Tornando ai prezzi bassi del grano duro siciliano, Allegra ha una sua teoria:
“E’ sbagliato intraprendere una guerra contro le navi che importano grano duro in Sicilia e nel Sud Italia – ci dice -. Questo ci danneggerebbe perché il grano duro siciliano viene esportato nel Nord Africa. La battaglia, semmai, va fatta sui controlli. E su questo fronte noi siamo deboli”.
A questo punto Allegra ci racconta una storia che ci lascia basiti.
“Voi non avete idea – ci dice – che attenzione i governanti dei Paesi del Nord Africa pongono nel controllare le partite di grano duro siciliano che acquistano da noi. Non controllano le navi quando arrivano nei loro porti, ma vengono qui in Sicilia a controllare il prodotto prima della partenza. Insomma, quando acquistano una partita di grano duro siciliano mandano qui, nella nostra Isola, i propri ispettori per visionare il prodotto. Controllano le navi che trasportano il grano e anche i luoghi”.
Abbiamo già raccontato, nell’ottobre dello scorso anno, che nel Nord Africa, il cus cus si prepara esclusivamente con grano duro siciliano o pugliese. Ma non immaginavamo che ponessero tanta cura nel controllare il grano che arriva sulle loro tavole sotto forma di cus cus.
A conti fatti, come il presidente della Regione, Nello Musumeci, e l’assessore all’Agricoltura, Edy Bandiera, che hanno annunciato controlli su tutte le derrate alimentari che arrivano in Sicilia, hanno controllato e bloccato una nave e poi, come si usa dire dalle nostre parti, cu si vitti si vitti…
“Quello che avviene in Sicilia è sbagliato – taglia corto Allegra -: arrivano le navi che nessun ispettore siciliano ha controllato nei luoghi di partenza, come pretendono i governanti dei Paesi del Nord Africa, e queste navi scaricano il grano che nessuno controlla!”.
“Solo qualche mese fa l’attuale assessore regionale ha messo sotto controllo una nave carica di grano duro arrivata dal Kazakistan – aggiunge il nostro agricoltore che racconta una vicenda che noi abbiamo seguito con attenzione -. Sono stati effettuati i controlli sul grano, che è risultato contaminato, e la nave è stata mandata indietro.
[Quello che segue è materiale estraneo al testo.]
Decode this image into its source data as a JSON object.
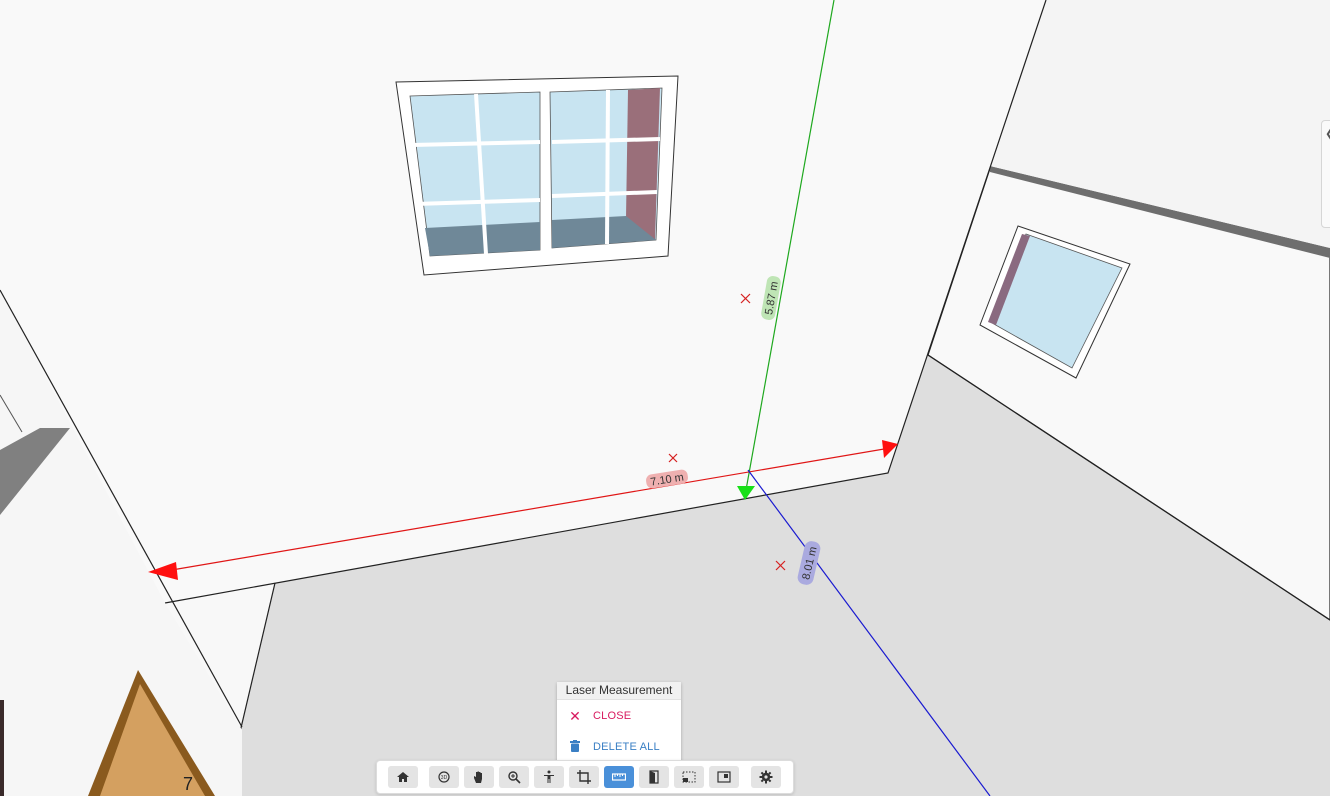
{
  "measurements": [
    {
      "id": "height",
      "label": "5.87 m",
      "color": "#1ea81e",
      "badge": "#bfe5b5"
    },
    {
      "id": "width",
      "label": "7.10 m",
      "color": "#e01616",
      "badge": "#efb0b0"
    },
    {
      "id": "depth",
      "label": "8.01 m",
      "color": "#1a1ad0",
      "badge": "#aaaadf"
    }
  ],
  "laser_panel": {
    "title": "Laser Measurement",
    "close_label": "CLOSE",
    "delete_all_label": "DELETE ALL",
    "close_color": "#d81b60",
    "delete_color": "#3a7fc4"
  },
  "toolbar": {
    "active_color": "#4a90d9",
    "buttons": [
      {
        "icon": "home-icon",
        "active": false
      },
      {
        "icon": "rotate-3d-icon",
        "active": false
      },
      {
        "icon": "pan-hand-icon",
        "active": false
      },
      {
        "icon": "zoom-icon",
        "active": false
      },
      {
        "icon": "walk-person-icon",
        "active": false
      },
      {
        "icon": "crop-icon",
        "active": false
      },
      {
        "icon": "ruler-icon",
        "active": true
      },
      {
        "icon": "door-icon",
        "active": false
      },
      {
        "icon": "section-box-icon",
        "active": false
      },
      {
        "icon": "picture-in-picture-icon",
        "active": false
      },
      {
        "icon": "gear-icon",
        "active": false
      }
    ]
  },
  "side_tab": {
    "icon": "chevron-left-icon"
  }
}
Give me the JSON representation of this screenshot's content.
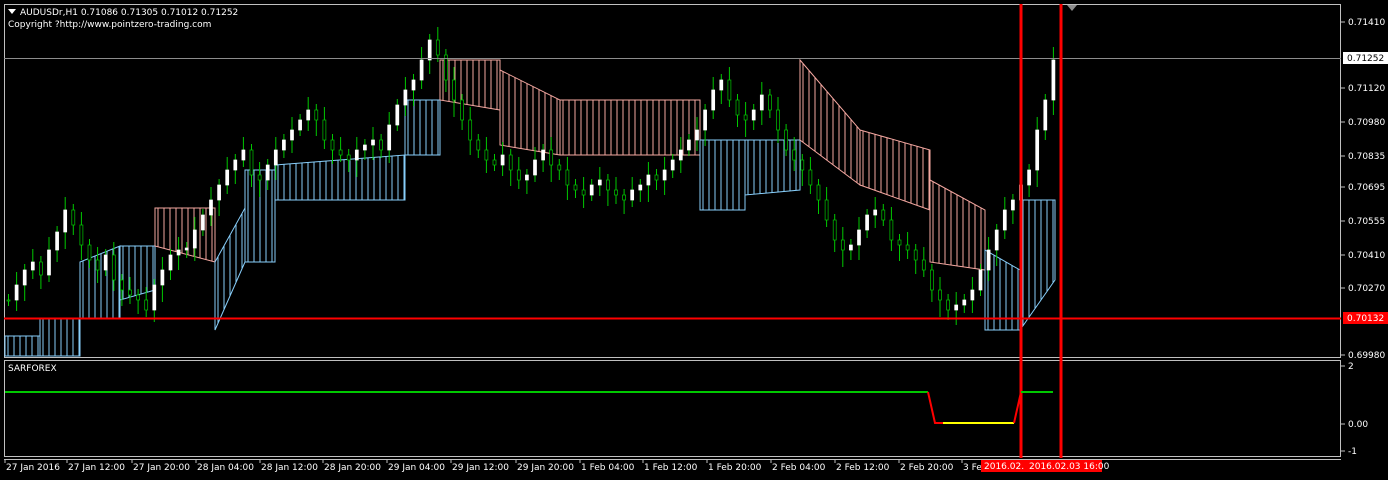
{
  "header": {
    "symbol_line": "AUDUSDr,H1  0.71086 0.71305 0.71012 0.71252",
    "copyright": "Copyright ?http://www.pointzero-trading.com"
  },
  "subwindow": {
    "name": "SARFOREX",
    "axis_labels": [
      "2",
      "0.00",
      "-1"
    ],
    "values": [
      {
        "label": "2",
        "v": 2
      },
      {
        "label": "0.00",
        "v": 0
      },
      {
        "label": "-1",
        "v": -1
      }
    ]
  },
  "price_axis": {
    "labels": [
      "0.71410",
      "0.71120",
      "0.70980",
      "0.70835",
      "0.70695",
      "0.70555",
      "0.70410",
      "0.70270",
      "0.69980"
    ]
  },
  "current_price_label": "0.71252",
  "hline_label": "0.70132",
  "time_axis": {
    "labels": [
      "27 Jan 2016",
      "27 Jan 12:00",
      "27 Jan 20:00",
      "28 Jan 04:00",
      "28 Jan 12:00",
      "28 Jan 20:00",
      "29 Jan 04:00",
      "29 Jan 12:00",
      "29 Jan 20:00",
      "1 Feb 04:00",
      "1 Feb 12:00",
      "1 Feb 20:00",
      "2 Feb 04:00",
      "2 Feb 12:00",
      "2 Feb 20:00",
      "3 Fe"
    ],
    "highlight_labels": [
      "2016.02.",
      "2016.02.03 16:00"
    ]
  },
  "colors": {
    "background": "#000000",
    "bull_candle": "#ffffff",
    "wick": "#00c800",
    "cloud_bull": "#87cefa",
    "cloud_bear": "#f4a7a0",
    "red_line": "#ff0000",
    "indicator_green": "#00c800",
    "indicator_yellow": "#ffff00",
    "indicator_red": "#ff0000"
  },
  "chart_data": {
    "type": "candlestick",
    "ylim": [
      0.6998,
      0.7148
    ],
    "horizontal_line": 0.70132,
    "current_price": 0.71252
  }
}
Poi non abbiamo visto più nulla”.
Allegra ricorda anche il caso di una nave carica di grano estero arrivata in Sicilia con problemi legati alla presenza di un particolare pesticida in polvere. “Ma anche allora – ricorda – si rivolsero ai giudici amministrativi che dissero che i problemi potevano essere superati ventilando il grano…”.
Apprendiamo, così, che i governanti dei Paesi del Nord Africa, per ciò che riguarda la tutela della salute dei propri cittadini, sono molto più efficienti e molto più determinati dei nostri governanti, con riferimento, ad esempio, alla Sicilia e alla Puglia.
E apprendiamo anche un paradosso: noi siciliani mangiamo il grano duro che arriva con le navi, sbarcato senza alcun controllo: grano che potrebbe contenere contaminanti, a cominciare dal glifosato; mentre nel Nord Africa mangiano il nostro grano duro.
Non c’è qualcosa che non torna?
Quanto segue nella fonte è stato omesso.